Peanut is still in that early stage of a tech company’s life, when user growth is prioritized over profit. Which is to say: The app is free to use and makes no money. But Kennedy is building a monetization strategy based on premium products or in-app purchases. Imagine a user paying a small fee for direct access to a respected doctor, or an expert who can quickly and personally respond to a health-related question. 

Maybe it’s a great idea. Maybe it’s not. Maybe women will be interested in using it, but not so interested in paying for it. Either way, Kennedy believes she’ll find her answer, so long as she keeps engaging and listening to her users. 

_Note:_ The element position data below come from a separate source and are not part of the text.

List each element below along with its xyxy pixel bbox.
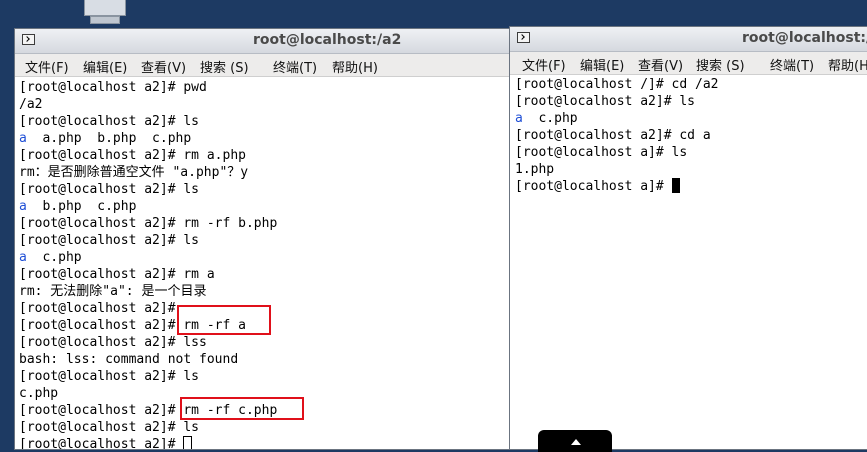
terminal-text: [root@localhost a2]# rm a.php — [19, 148, 246, 163]
terminal-line: a b.php c.php — [19, 198, 510, 215]
menu-search[interactable]: 搜索 (S) — [696, 55, 745, 74]
computer-desktop-icon[interactable] — [78, 0, 130, 26]
terminal-line: [root@localhost a2]# cd a — [515, 127, 867, 144]
terminal-line: [root@localhost /]# cd /a2 — [515, 76, 867, 93]
terminal-line: a c.php — [515, 110, 867, 127]
terminal-text: [root@localhost a2]# — [19, 301, 176, 316]
terminal-output[interactable]: [root@localhost /]# cd /a2 [root@localhos… — [512, 76, 867, 449]
terminal-line: rm: 无法删除"a": 是一个目录 — [19, 283, 510, 300]
monitor-base — [90, 16, 120, 24]
menubar: 文件(F) 编辑(E) 查看(V) 搜索 (S) 终端(T) 帮助(H) — [510, 52, 867, 75]
terminal-line: [root@localhost a2]# — [19, 436, 510, 449]
terminal-text: [root@localhost a2]# rm -rf b.php — [19, 216, 278, 231]
terminal-text: [root@localhost a2]# ls — [19, 420, 200, 435]
terminal-line: [root@localhost a2]# rm a.php — [19, 147, 510, 164]
terminal-line: [root@localhost a2]# pwd — [19, 79, 510, 96]
terminal-text: [root@localhost a]# ls — [515, 145, 688, 160]
terminal-text: /a2 — [19, 97, 43, 112]
menu-help[interactable]: 帮助(H) — [332, 57, 378, 76]
terminal-line: [root@localhost a2]# ls — [19, 181, 510, 198]
terminal-line: bash: lss: command not found — [19, 351, 510, 368]
text-cursor — [183, 436, 193, 449]
terminal-line: [root@localhost a2]# rm a — [19, 266, 510, 283]
directory-entry: a — [515, 111, 523, 126]
menu-search[interactable]: 搜索 (S) — [200, 57, 249, 76]
menu-help[interactable]: 帮助(H) — [828, 55, 867, 74]
terminal-text: c.php — [522, 111, 578, 126]
highlight-box-rm-rf-a — [177, 305, 271, 335]
terminal-text: [root@localhost a2]# ls — [515, 94, 696, 109]
terminal-text: rm：是否删除普通空文件 "a.php"？y — [19, 165, 249, 180]
terminal-line: /a2 — [19, 96, 510, 113]
terminal-text: [root@localhost a2]# ls — [19, 369, 200, 384]
directory-entry: a — [19, 131, 27, 146]
terminal-line: [root@localhost a2]# ls — [19, 232, 510, 249]
terminal-line: [root@localhost a2]# ls — [19, 113, 510, 130]
titlebar[interactable]: root@localhost:/a — [510, 27, 867, 52]
terminal-text: [root@localhost a2]# lss — [19, 335, 207, 350]
directory-entry: a — [19, 250, 27, 265]
terminal-text: c.php — [19, 386, 59, 401]
terminal-icon — [517, 32, 530, 43]
highlight-box-rm-rf-c-php — [180, 397, 304, 420]
terminal-output[interactable]: [root@localhost a2]# pwd/a2 [root@localho… — [17, 79, 510, 449]
menu-edit[interactable]: 编辑(E) — [83, 57, 127, 76]
terminal-line: [root@localhost a2]# rm -rf b.php — [19, 215, 510, 232]
menu-edit[interactable]: 编辑(E) — [580, 55, 624, 74]
titlebar[interactable]: root@localhost:/a2 — [15, 29, 512, 54]
panel-arrow-button[interactable] — [538, 430, 612, 452]
menu-file[interactable]: 文件(F) — [522, 55, 566, 74]
monitor-screen — [84, 0, 126, 16]
terminal-text: a.php b.php c.php — [26, 131, 192, 146]
terminal-line: [root@localhost a2]# ls — [515, 93, 867, 110]
terminal-text: bash: lss: command not found — [19, 352, 239, 367]
terminal-text: [root@localhost a2]# pwd — [19, 80, 207, 95]
terminal-line: [root@localhost a]# — [515, 178, 867, 195]
terminal-text: [root@localhost a]# — [515, 179, 672, 194]
terminal-line: [root@localhost a2]# ls — [19, 368, 510, 385]
menu-view[interactable]: 查看(V) — [638, 55, 683, 74]
terminal-window-left[interactable]: root@localhost:/a2 文件(F) 编辑(E) 查看(V) 搜索 … — [14, 28, 513, 450]
terminal-text: [root@localhost a2]# ls — [19, 114, 200, 129]
terminal-text: rm: 无法删除"a": 是一个目录 — [19, 284, 207, 299]
terminal-text: 1.php — [515, 162, 555, 177]
terminal-line: a c.php — [19, 249, 510, 266]
terminal-line: [root@localhost a2]# lss — [19, 334, 510, 351]
terminal-line: [root@localhost a]# ls — [515, 144, 867, 161]
text-cursor — [671, 178, 680, 193]
terminal-line: a a.php b.php c.php — [19, 130, 510, 147]
terminal-text: [root@localhost a2]# cd a — [515, 128, 711, 143]
menu-terminal[interactable]: 终端(T) — [770, 55, 814, 74]
directory-entry: a — [19, 199, 27, 214]
terminal-text: [root@localhost a2]# rm a — [19, 267, 215, 282]
terminal-line: [root@localhost a2]# ls — [19, 419, 510, 436]
terminal-window-right[interactable]: root@localhost:/a 文件(F) 编辑(E) 查看(V) 搜索 (… — [509, 26, 867, 450]
terminal-text: [root@localhost a2]# ls — [19, 233, 200, 248]
terminal-text: [root@localhost /]# cd /a2 — [515, 77, 719, 92]
window-title: root@localhost:/a — [742, 30, 867, 46]
terminal-icon — [22, 34, 35, 45]
menu-file[interactable]: 文件(F) — [25, 57, 69, 76]
terminal-text: [root@localhost a2]# ls — [19, 182, 200, 197]
terminal-text: b.php c.php — [26, 199, 137, 214]
menu-terminal[interactable]: 终端(T) — [273, 57, 317, 76]
terminal-line: 1.php — [515, 161, 867, 178]
terminal-text: c.php — [26, 250, 82, 265]
terminal-text: [root@localhost a2]# — [19, 437, 184, 449]
window-title: root@localhost:/a2 — [253, 32, 402, 48]
menubar: 文件(F) 编辑(E) 查看(V) 搜索 (S) 终端(T) 帮助(H) — [15, 54, 512, 77]
menu-view[interactable]: 查看(V) — [141, 57, 186, 76]
terminal-line: rm：是否删除普通空文件 "a.php"？y — [19, 164, 510, 181]
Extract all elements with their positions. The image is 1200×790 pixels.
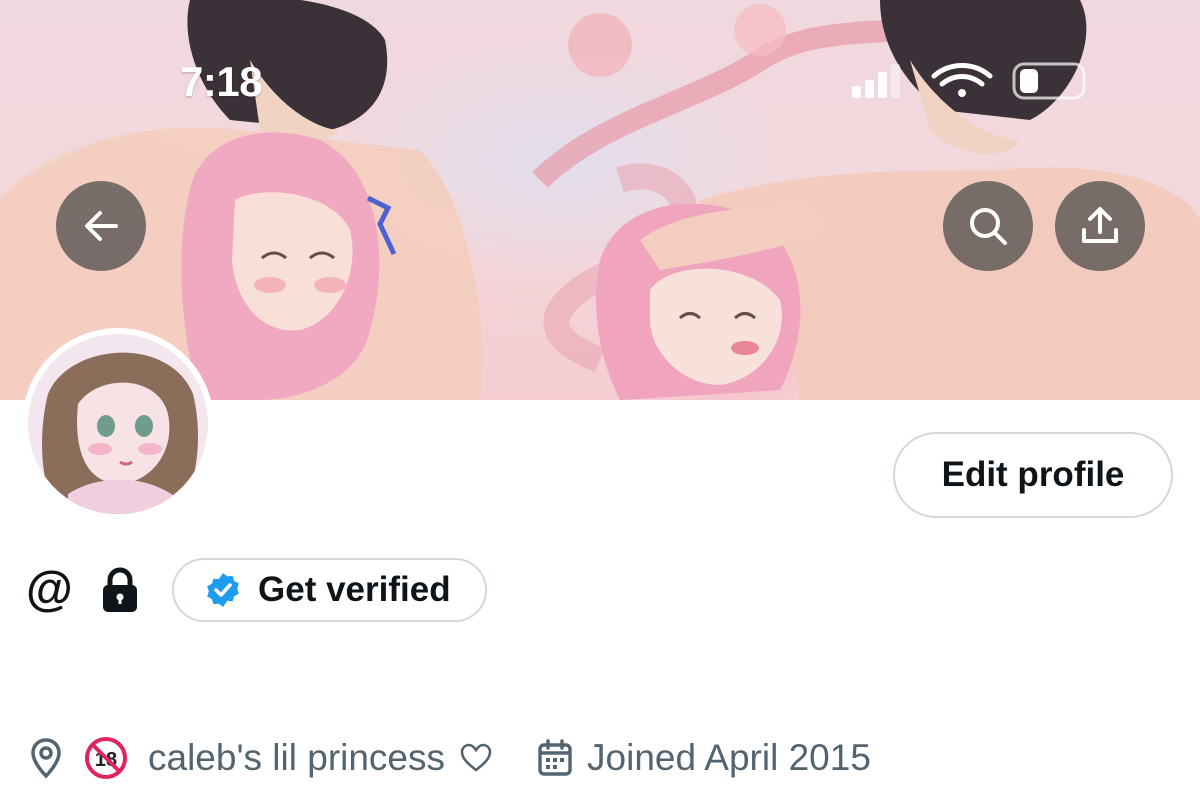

To do that, her team is hustling to repeat the success of TTC with other communities. Later in 2020, for example, they’ll roll out Peanut Meno, for women approaching and going through menopause. 

They also go beyond just monitoring conversations on the app. Peanut formally recruited some of its most engaged users to serve as MVPs — Most Valuable Peanuts. The brand ambassador program rewards some users with a tote bag or a sweatshirt when they share the app with other women. Other MVPs do more structured work, like distribute flyers at local coffee shops or the library, or organize a group meetup. The tasks are paid (“If I’d pay someone else to do the job, why wouldn’t I pay my user?” Kennedy says) and selected at the leisure of the user; some women have earned up to $500 in a month.

In Kennedy’s eyes, it’s a small expense to elevate the insights of Peanut’s most tuned-in community members. Her 1,500 current MVPs are, indeed, incredibly valuable. “They’re the women creating our product,” she says. “We look at the data, listen, engage, and implement. We get feedback, iterate, and do it again. And when we don’t get it right, we have 1,500 women ready to tell us how to fix it. And those 1,500 women know, because they have direct access to our million women, engaging with them, organically and naturally, day after day.” 

Related: Why Investing in Women-Led Startups Is the Smart Move

Kennedy calls this a “constant user feedback loop,” and perhaps nobody better embodies that than an MVP named Tricia Bowden. She’s a former marketing exec who, in 2017, moved back to New York after spending a year on the West Coast. She had a 1-year-old son and was new to life as a stay-at-home mom, and a lot of the friends she’d returned home to weren’t yet mothers. “I googled ‘Meeting mom friends’ and came across Peanut,” Bowden says. She joined, started lining up playdates, and before too long had a reliable network of friends close by.

Her passion for the brand grew fast, and Bowden soon became one of Peanut’s most valuable MVPs, and one of the loud voices pushing Peanut to expand to the “Meno” community sooner than later. Kennedy was impressed and gave her a promotion: In January, Bowden started a full-time gig as Peanut’s head of strategic growth and partnerships for the New York market, where the company will build out an office later this year. 

Bowden’s first order of business is to optimize and scale the existing MVP program, rolling it out on a hyperlocal, local, and national level — which is to say, Bowden basically became the feedback loop. She’s a user who helped shape Peanut, who then joined Peanut, who is now helping Peanut find and attract more people like her, who, of course, will then go on to shape Peanut anew.